Levels are laid out in a semi-linear fashion, with branches available at key points to vary your journey to the finish - much like in House of the Dead. It doesn't make too much difference which way you go but the scenery varies quite a bit and it's nice to have some options available in this regard.
The game itself plays almost exactly the way it's predecessors did, with the player thrust along a path which they can steer around to a certain extent, but the overall direction they're travelling is pre-determined. This level of maneuverability allows you to avoid incoming fire as well as target enemy aircraft, which is done by moving your onscreen cursor over any enemy you seek to destroy.
You have two weapons at your disposal, the machine gun and the missile. The machine gun is mostly useless, as your near unlimited supply of missiles (combined with it's simple targeting system) makes it the weapon of choice for most situations. Sometimes you'll need to use the machine gun and it doesn't hurt to hold your finger on the trigger, so you might as well; you'll net a few extra kills out of it anyway.
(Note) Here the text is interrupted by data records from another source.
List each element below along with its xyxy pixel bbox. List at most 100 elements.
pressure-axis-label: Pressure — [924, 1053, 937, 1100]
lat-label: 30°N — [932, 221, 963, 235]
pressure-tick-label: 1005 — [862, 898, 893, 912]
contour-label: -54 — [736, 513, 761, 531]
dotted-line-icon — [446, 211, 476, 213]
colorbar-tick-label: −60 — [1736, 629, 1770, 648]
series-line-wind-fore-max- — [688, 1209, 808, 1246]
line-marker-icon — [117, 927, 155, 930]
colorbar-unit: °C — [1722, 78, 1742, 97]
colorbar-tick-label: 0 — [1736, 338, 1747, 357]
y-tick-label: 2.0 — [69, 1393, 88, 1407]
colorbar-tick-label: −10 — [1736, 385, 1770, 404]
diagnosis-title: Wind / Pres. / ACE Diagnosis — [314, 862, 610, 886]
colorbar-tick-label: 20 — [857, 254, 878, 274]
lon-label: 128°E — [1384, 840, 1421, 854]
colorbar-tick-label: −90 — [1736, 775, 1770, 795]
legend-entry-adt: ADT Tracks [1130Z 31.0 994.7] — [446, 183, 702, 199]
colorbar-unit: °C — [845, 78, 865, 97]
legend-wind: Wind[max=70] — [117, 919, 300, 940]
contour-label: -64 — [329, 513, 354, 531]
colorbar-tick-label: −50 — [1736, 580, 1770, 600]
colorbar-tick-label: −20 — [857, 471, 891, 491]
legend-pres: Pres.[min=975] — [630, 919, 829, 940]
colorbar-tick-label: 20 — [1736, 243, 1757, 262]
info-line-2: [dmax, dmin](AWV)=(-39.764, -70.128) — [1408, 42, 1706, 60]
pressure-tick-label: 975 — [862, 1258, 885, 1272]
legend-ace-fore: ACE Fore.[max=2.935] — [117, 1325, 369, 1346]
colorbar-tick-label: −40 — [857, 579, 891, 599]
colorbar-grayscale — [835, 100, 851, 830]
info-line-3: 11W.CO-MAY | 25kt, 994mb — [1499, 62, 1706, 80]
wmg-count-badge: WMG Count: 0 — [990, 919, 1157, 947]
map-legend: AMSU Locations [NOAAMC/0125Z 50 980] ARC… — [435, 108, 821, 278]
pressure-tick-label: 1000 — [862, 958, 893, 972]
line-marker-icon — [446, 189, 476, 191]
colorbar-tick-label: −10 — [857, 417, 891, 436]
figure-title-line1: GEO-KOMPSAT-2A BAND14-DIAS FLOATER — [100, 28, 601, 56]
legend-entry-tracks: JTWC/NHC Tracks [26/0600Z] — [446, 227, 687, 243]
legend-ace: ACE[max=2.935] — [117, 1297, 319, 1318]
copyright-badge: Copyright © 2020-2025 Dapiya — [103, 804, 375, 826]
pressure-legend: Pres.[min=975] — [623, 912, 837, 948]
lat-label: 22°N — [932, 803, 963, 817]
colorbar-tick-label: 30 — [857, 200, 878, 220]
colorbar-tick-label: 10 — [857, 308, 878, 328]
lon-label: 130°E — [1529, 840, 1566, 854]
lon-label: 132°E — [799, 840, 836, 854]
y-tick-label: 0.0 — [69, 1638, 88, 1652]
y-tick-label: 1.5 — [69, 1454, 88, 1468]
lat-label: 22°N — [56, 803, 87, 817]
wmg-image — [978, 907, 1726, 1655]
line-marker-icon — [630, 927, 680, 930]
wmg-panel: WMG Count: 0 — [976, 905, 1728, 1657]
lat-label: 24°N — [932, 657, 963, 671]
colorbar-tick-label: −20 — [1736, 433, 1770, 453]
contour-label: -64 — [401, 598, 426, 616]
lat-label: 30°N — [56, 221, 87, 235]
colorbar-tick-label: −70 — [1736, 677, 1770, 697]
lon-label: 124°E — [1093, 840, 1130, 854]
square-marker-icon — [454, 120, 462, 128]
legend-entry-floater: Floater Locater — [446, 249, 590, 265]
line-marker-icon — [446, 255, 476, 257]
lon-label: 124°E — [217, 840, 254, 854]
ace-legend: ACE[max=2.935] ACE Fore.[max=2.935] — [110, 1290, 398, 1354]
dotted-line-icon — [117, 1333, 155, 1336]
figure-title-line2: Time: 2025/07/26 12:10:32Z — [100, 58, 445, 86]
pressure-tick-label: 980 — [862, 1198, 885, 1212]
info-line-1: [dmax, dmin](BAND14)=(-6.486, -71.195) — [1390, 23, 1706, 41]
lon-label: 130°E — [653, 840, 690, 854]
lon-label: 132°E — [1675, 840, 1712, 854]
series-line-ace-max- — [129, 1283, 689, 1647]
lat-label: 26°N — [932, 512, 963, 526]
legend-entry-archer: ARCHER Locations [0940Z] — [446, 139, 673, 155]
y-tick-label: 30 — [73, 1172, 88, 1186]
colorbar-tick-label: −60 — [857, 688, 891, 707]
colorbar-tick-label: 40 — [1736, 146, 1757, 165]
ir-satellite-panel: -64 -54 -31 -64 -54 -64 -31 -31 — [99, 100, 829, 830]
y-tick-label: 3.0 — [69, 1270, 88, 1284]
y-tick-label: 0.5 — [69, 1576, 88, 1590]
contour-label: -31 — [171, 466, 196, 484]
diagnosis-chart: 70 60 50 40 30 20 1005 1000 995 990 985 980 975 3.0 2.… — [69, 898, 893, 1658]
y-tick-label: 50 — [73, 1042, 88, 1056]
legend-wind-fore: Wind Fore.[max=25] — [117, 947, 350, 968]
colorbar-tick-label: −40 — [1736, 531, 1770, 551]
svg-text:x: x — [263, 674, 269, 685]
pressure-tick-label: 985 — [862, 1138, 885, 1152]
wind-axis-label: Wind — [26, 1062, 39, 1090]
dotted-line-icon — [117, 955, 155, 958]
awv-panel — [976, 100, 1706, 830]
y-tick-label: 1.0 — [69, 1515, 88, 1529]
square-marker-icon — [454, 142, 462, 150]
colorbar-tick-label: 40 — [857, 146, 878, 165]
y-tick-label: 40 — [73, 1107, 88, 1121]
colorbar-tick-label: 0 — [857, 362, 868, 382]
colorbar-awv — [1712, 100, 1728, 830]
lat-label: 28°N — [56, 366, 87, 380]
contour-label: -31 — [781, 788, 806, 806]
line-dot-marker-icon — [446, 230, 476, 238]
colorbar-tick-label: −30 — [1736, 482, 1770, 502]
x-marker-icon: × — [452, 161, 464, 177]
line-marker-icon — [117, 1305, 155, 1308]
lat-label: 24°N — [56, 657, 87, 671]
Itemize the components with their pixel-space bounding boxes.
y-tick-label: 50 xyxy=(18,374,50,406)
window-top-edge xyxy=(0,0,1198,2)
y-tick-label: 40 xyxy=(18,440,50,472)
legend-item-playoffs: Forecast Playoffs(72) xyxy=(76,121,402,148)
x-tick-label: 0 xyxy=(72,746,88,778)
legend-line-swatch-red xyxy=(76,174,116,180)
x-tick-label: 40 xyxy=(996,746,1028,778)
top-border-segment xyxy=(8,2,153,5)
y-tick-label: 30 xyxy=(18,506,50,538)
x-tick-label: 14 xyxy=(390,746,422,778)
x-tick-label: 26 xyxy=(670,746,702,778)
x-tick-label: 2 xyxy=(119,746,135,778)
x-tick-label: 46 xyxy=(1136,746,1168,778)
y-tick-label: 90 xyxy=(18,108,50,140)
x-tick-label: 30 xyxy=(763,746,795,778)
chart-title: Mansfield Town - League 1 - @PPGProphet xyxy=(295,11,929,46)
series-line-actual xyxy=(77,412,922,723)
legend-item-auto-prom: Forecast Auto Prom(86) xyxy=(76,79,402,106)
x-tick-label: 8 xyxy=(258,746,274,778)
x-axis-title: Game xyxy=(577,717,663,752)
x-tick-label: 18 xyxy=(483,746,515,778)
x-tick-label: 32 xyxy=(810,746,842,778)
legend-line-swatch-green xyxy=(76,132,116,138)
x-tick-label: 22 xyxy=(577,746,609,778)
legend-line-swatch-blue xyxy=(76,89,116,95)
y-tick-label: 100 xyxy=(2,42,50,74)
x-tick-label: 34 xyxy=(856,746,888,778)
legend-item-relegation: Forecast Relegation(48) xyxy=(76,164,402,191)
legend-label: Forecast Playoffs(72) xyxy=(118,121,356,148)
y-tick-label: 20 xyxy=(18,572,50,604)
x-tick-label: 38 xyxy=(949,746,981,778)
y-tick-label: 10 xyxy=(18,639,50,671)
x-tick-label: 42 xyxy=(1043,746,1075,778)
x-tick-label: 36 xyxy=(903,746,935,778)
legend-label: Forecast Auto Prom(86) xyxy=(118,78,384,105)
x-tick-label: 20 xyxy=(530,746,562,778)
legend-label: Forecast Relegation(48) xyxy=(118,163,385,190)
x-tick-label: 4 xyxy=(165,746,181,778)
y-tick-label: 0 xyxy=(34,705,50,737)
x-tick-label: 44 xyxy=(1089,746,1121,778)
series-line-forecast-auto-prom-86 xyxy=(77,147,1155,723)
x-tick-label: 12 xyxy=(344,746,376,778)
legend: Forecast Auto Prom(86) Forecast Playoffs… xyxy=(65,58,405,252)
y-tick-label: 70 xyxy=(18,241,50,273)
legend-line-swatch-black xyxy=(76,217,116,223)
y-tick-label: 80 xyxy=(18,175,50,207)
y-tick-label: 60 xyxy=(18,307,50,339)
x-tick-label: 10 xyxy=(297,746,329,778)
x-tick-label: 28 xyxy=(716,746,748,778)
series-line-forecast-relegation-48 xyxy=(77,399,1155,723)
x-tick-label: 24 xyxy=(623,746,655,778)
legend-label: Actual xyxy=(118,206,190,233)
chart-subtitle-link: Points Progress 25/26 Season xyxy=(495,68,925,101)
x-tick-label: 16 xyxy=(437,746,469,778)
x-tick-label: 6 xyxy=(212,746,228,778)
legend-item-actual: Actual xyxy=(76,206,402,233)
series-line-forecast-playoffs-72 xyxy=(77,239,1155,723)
New to the series is the Climax gauge - kill things to fill it then press the button to slow everything down at a key moment, giving you a glorious ability to target massive numbers of foes or dodge a seemingly unsurvivable hail of missiles. It's a cool addition and a good fit for the core gameplay.
The levels start off simply enough, and the only thing you need to worry about are your enemies. However, soon enough, the environment itself becomes a deathly hazard. Valleys close in and the land becomes dotted with anti-aircraft batteries. Without ruining some of the fun locations late in the game, let's just say that if you've seen Return of the Jedi, you'll have some idea of what to expect.
Visually it's a blast, with detailed environments whizzing past the screen at both 60 frames per second and 2000 miles an hour. Anti-aliasing would be nice but nothing stays still long enough for you to notice how jaggie it is. The sound largely backs up the visual package, with a high-energy soundtrack (or the original tune from After Burner II) thumping along to the chatter of your co-pilots and the ever-present clatter of exploding aircraft.
After Burner's high-energy action, combined with next generation visuals and arcade pricing combines for a stellar package. This is pure arcade gaming, with no loading times and no wasted time getting to know two-dimensional characters. If you're at all interested in this style of game, snap it up without heistiation.